I ran through the litany of questions I’m supposed to ask every lady who steps in to be screened by me. I asked her if she was sore anywhere, because I didn’t want to injure her. She was obviously upset and I wanted to finish what I had to do and quickly. “ Yes. I’m sore. Everywhere.” Okaaaaay. I will be careful. I reached my hands out to her elbow and she flinched back like she’d been struck by lightning, and said, “Don’t touch me. You’re dirty! You keep away from me!” When I called for a supervisor, she began wailing… and wailing about her father’s death “this very day, this day!!” -oh, did you catch that too? mm-hmm.

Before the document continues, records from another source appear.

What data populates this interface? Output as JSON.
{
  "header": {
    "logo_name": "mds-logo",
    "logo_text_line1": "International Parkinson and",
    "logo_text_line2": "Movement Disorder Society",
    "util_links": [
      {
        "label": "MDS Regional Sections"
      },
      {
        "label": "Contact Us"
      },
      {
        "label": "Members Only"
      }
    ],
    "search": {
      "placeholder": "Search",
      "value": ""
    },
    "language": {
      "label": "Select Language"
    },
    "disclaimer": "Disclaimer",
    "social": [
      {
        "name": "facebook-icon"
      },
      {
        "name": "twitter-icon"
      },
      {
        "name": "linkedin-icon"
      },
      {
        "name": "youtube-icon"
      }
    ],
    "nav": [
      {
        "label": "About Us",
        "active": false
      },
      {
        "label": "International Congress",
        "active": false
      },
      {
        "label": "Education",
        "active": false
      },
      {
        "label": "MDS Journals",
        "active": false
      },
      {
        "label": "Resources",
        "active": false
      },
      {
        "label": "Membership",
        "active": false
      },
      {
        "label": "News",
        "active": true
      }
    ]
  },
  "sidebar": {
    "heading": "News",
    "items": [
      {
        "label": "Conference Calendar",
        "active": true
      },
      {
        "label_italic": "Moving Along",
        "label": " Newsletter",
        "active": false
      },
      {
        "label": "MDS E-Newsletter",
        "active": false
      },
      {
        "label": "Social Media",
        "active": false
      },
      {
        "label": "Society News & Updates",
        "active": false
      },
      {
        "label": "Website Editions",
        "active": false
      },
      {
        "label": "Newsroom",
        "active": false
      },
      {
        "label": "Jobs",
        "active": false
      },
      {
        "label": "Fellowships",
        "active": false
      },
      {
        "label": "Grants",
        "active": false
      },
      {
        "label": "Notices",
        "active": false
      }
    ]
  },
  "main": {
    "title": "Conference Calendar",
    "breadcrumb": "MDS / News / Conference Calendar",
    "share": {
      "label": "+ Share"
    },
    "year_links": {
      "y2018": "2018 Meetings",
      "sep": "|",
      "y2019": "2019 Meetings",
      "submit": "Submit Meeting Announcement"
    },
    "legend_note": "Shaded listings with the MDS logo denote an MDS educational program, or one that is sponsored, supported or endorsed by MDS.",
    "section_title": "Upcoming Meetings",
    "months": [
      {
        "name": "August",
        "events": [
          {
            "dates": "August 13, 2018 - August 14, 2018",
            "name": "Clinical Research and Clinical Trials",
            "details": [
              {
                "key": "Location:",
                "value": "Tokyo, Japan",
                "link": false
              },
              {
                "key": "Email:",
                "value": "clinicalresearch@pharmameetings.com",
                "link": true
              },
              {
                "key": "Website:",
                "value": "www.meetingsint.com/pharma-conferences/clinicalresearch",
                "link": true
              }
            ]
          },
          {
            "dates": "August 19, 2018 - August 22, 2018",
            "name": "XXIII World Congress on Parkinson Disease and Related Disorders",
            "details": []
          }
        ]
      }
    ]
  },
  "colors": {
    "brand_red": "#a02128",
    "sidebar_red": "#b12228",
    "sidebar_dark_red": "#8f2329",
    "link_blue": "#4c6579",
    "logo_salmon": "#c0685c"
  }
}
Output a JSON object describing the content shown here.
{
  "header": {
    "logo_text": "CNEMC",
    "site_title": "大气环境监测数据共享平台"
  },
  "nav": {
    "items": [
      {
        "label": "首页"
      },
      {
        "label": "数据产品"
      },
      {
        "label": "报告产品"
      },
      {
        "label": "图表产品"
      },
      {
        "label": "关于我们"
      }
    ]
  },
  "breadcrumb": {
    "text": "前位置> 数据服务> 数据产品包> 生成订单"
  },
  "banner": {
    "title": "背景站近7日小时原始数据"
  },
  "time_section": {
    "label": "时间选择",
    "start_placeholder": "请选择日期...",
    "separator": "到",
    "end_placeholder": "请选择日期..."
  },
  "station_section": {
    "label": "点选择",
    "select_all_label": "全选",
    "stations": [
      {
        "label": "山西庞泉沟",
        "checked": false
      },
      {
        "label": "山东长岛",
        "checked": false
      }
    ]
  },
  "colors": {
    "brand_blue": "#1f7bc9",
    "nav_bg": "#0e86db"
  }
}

She caused a scene the likes of which I have never seen before. She accused me of being a racist. She accused me of being a cold, mean-spirited, ugly girl with a dark heart. She said at one point, “Look at her dull eyes; she’s simple, that one.” Fortunately for her, I had already removed myself from the screening booth, because what she would have seen was green fire shooting from my eyes and fists controlled at my sides. If there is one thing that will get my goat every time, it’s calling my intelligence into question. Every. Effing. Time. NOW it’s on. Passengers are watching her snotting and crying on my supervisor, weeping and wailing all over the place. She is thrashing around the screening booth, leaning on this person and then that person. Falling all over herself and acting a fool.

Other passengers watching the calamity told me, “If she would just calm down, she would be done by now.” “I’ve been selected before. It’s no big deal.” “I get selected all the time.” The Supervisory Hysterics Committee finally calmed her enough to lead her out of the screening booth to a private room and when I gathered her things up, she started over again, about my dirty gloves. I was about *this* close to thowin down and knockin this old bitch to the floor, funeral or not. May I remind you, it is my job to see through shit like this; people lying to get out of screening procedures to sneak stuff onto a plane. For all I know, she is smuggling something on her person and is terrified I’m going to find it. It would not be the first time, and it certainly wouldn’t be the last. (Although the funniest was the dude who tried to smuggle his pepper spray through, tucked into his dark, dark secret and it um, leaked. That was a fast runner! But that is another story.)

She ruined my day. She ruined my night, too…thoughts of a plane going down because I didn’t screen her thoroughly enough…. She called me stupid, yes, but it also called into question what I could have done differently, better to calm her ass down. Or perhaps it was all a ruse and she just wanted to see how far it could go. Maybe she was testing the limits. At one point, I wondered if she was testing me, personally, to see if I followed procedures. She made me so angry and I held my cool, for the most part. But I hate her *hate* her with a passion for making me feel like this. She is a simple, stupid cow, funeral or not. And the next person who comes through, carrying on like that will not evade screening either. I guarantee it.